Poyraz: Abla ben çok özür dilerim. Sana bağırmamalıydım. Üstüne üstlük o sözlerin söylememeliydim. Sen hayatımda iyi ki varsın. Bana karışmanı seviyorum, benimle uğraşmanı, hatta bana lakap takmanı da. Benden uzak durma abla. Beni sakın rahat bırakma. Yapamam çünkü. Beni sen büyüttün. Aramıza on bir ay olmasına rağmen benim annem oldun. Beni sakın bırakma. Seni seviyorum.

 

Dedi ve arkasına sakladığı çiçek demetini bana uzattı. Gül almıştı. En sevdiğim. Gülleri aldım ve kokladım. Mis gibi kokuyordu.

 

Evet Selin, bir demet güle affediyor muyuz Poyraz' ı?

Galiba evet. Ben kardeşimle küs kalamam ki. Çiçeği yatağın üzerine bıraktım.

Ben: Gel buraya küçük.

Dedim ve sarıldım. Boyu benden uzun olduğu için parmak uçlarımda durmak zorunda kalmıştım. Poyraz da hemen kollarını belime sardı.

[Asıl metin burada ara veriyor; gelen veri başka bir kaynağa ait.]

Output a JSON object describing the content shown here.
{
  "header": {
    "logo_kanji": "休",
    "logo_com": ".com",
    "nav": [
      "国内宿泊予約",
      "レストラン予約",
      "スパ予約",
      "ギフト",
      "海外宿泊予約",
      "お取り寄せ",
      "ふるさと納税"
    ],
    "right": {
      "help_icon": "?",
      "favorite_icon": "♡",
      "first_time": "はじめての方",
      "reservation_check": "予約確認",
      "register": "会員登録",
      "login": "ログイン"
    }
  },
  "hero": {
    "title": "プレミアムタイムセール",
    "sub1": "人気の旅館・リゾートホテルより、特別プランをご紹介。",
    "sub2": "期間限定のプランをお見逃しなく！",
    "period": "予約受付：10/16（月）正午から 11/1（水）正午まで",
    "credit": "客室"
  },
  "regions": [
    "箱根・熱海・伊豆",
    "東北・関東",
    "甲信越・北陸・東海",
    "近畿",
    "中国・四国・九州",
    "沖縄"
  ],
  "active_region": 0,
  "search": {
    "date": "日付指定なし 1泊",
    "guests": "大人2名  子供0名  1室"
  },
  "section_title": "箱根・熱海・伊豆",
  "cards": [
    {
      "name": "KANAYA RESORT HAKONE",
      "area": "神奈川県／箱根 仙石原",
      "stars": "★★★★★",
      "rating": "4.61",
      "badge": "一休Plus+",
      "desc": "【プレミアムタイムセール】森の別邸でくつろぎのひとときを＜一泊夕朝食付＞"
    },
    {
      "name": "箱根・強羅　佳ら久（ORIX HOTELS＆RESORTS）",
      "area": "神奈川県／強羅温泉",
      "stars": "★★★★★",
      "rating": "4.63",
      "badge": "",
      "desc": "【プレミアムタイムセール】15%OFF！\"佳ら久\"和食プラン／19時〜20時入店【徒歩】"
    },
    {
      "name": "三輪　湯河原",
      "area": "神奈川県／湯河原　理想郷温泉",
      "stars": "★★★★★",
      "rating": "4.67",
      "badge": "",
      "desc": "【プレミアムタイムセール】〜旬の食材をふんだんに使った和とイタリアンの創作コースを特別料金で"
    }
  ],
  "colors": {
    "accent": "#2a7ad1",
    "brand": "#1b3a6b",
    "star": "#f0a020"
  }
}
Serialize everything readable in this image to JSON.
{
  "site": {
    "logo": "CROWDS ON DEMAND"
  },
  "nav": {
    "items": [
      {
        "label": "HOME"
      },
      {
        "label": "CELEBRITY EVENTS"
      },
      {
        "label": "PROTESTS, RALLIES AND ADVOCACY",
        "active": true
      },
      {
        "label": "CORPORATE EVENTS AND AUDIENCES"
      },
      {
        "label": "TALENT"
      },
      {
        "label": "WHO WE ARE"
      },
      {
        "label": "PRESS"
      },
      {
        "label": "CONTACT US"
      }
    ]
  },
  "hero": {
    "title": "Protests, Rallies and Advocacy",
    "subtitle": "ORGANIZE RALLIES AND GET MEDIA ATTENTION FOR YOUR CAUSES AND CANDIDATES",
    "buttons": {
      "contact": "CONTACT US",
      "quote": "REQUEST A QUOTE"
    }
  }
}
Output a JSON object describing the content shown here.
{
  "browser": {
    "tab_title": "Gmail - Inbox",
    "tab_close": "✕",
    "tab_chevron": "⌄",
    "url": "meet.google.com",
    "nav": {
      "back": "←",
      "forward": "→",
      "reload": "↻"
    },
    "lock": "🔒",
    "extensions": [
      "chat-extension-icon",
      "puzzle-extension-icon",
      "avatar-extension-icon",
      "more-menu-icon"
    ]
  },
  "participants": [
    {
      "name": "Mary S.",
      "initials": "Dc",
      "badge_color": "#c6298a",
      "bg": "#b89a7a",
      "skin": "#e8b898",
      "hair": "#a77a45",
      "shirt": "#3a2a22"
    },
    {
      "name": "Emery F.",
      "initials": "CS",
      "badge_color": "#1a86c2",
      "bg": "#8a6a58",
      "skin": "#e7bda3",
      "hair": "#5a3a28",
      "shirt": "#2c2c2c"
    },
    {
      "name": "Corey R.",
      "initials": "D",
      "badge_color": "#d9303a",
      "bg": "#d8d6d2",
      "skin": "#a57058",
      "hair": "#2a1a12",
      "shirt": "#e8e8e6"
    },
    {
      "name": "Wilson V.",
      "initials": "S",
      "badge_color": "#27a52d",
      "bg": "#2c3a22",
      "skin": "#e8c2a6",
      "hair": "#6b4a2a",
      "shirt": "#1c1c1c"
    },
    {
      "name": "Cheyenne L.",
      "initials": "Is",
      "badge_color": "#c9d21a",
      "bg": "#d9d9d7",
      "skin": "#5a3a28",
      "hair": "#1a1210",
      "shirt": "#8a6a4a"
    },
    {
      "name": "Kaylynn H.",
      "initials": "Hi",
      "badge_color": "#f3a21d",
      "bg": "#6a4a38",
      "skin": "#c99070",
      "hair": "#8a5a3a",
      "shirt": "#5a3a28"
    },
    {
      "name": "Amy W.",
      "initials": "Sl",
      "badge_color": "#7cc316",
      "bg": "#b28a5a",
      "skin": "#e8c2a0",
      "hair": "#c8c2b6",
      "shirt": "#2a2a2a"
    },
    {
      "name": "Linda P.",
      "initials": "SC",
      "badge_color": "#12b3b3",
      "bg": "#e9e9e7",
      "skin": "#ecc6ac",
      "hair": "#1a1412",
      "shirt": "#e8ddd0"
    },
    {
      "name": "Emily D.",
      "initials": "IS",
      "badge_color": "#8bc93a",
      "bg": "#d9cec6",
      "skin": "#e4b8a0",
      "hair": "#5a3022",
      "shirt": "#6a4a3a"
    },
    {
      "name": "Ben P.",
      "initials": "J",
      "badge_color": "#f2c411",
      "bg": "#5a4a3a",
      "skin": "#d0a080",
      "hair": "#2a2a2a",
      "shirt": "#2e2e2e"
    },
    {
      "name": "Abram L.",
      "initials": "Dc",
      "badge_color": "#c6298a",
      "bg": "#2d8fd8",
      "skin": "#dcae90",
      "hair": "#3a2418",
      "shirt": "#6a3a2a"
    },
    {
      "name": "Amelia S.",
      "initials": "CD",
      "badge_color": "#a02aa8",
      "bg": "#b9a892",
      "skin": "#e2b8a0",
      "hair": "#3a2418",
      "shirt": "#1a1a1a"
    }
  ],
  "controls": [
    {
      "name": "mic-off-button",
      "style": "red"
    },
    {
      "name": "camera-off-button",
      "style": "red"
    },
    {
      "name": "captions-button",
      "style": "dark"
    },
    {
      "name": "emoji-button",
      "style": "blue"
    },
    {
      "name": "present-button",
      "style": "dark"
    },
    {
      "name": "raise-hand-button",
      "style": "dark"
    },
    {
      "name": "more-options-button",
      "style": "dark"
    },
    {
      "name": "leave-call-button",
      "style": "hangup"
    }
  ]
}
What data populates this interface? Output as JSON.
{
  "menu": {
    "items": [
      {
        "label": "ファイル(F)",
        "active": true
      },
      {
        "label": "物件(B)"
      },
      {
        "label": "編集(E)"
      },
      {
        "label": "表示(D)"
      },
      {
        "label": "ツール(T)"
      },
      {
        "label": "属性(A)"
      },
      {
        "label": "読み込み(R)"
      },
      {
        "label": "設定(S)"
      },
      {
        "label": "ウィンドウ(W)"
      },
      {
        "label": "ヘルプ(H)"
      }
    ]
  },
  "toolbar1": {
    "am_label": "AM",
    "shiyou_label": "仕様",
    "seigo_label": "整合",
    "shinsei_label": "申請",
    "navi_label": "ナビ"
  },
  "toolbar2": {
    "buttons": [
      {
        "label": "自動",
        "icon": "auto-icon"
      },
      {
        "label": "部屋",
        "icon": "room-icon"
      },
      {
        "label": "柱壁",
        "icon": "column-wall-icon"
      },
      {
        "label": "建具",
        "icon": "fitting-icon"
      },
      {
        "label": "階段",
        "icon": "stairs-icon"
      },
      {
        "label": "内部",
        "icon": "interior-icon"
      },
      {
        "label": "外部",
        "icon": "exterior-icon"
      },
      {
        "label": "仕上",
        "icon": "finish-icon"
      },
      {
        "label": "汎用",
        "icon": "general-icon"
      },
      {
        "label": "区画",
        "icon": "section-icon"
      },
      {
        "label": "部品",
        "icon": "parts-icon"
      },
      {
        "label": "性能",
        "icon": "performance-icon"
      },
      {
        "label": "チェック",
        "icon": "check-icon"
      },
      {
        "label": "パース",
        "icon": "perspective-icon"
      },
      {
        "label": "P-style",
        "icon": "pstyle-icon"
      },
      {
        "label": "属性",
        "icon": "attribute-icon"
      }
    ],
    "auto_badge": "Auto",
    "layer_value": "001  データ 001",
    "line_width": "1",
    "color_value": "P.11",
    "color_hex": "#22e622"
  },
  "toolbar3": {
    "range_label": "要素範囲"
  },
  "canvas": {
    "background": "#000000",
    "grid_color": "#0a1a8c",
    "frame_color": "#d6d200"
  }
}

Ben: Sakın bir daha öyle şeyler söyleme. Çok üzüldüm.

Poyraz: Çok pişmanım abla.

Ben: Tamam. Üzme bir dahs beni.

Dedim. Daha da sıkı sarıldı. O anda kapı yavaşça açıldı. Ayaz abim gelmişti. Abim bizi görünce önce kaşları çatıldı ama sonra gülümsedi ve sessize çıktı.

 

Yavaşça ayrıldık. Elimi tuttu. Sonra ceketinin cebinden iki kutu çikolata çıkardı. O kutuları oraya nasıl koydu bilmiyorum ama iyi ki yapmış.

 

İkimiz de benim yatağıma oturduk ve çikolata yiyip sohbet etmeye başladık.

 

Poyraz: Abla görmen lazımdı beni. Sırf bu kutuları getirmek için kalın ceket giydim. Ama neyseki abimler anlamadı

 

Gülümsedim. Biten çikolata paketini kenara koydum ve yeni bir paket açtım....

 

Tüm çikolataları yedik. Şimdi çöpleri nereye atsak diye düşünüyoruz.

 

Poyraz: Abla bence şimdilik şu dolabın içine koyalım. Yarın atarız.

 

Ben: Tamam.

 

Dedim ikimiz tüm çöpleri aldık . Küçük dolabın içine koyduk. Sonra ikimiz de küçük koltuğa oturduk. Koltuk camın önündeydi. İkimiz de manzarayı izlemeye başladık

Poyraz: Abla çok mu kırdım seni?

Ben: Biraz

Poyraz: Evde de çok sıkılıyorsun değil mi?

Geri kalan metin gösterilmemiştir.